Second, to proceed under Section 111, the EPA is required to make an endangerment finding under the criteria for stationary sources. But there is no endangerment finding – not under the Obama administration and not now. To justify its overreach, the EPA has pointed to the endangerment finding it made in 2009 in connection with mobile source emissions (cars and trucks, etc.) under a different provision of the Clean Air Act (Section 202).

But that endangerment finding simply doesn’t apply. It doesn’t meet the criteria of Section 111, that a pollutant from stationary sources endangers the public health and welfare. Instead, it found that an aggregate of six different greenhouse gases, emitted by mobile sources, is a danger.

Why is this difference important? Section 111 permits regulation only from “a category of sources . . . [which] significantly causes or contributes significantly to air pollution [that endangers health or welfare].” This “significance” requirement is not found in Section 202.

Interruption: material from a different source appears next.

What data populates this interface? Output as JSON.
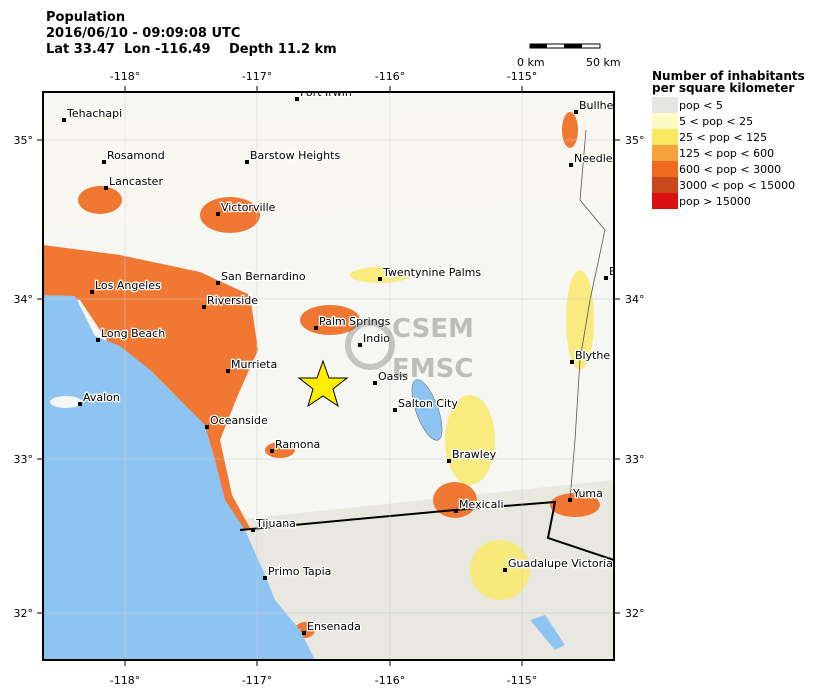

So, the EPA would have an insurmountable task in finding that American power plants “significantly” cause or contribute to the levels of carbon dioxide thought to aggravate climate change. Carbon dioxide is ubiquitous and worldwide in scope, making any such finding fraught with peril. Given emissions of carbon dioxide worldwide, it is highly unlikely that the EPA can specifically point to greenhouse gas emissions from American power plants as a significant cause of endangerment of health or welfare.

Finally, if the EPA is to regulate carbon dioxide emissions from power plants, it must proceed under Section 108 of the Clean Air Act, not Section 111. Section 108 is the regulatory path Congress prescribed for air pollutants in the “ambient air” emitted from “numerous or diverse” sources, while Section 111 is the instrument for emissions from specific source categories that pose local pollution concerns. Carbon dioxide is the very model of a ubiquitous substance emitted into the “ambient air” from “numerous or diverse” sources. EPA cannot short-circuit the regulatory framework hard written into the Clean Air Act under section 108 by jumping to another section of the act.

The Clean Power Plan represents the worst of the regulatory abuses of the Obama administration. Its mistakes must not be repeated.

When it comes to the new plan, less is more. Texas serves as the model for success, where a deregulated electricity market has resulted in abundant energy and cleaner power plants as electricity companies adopt the latest technologies as a way to increase efficiencies and maximize profit, all while resulting in a cleaner environment.

That’s the way forward for the Clean Power Plan’s replacement.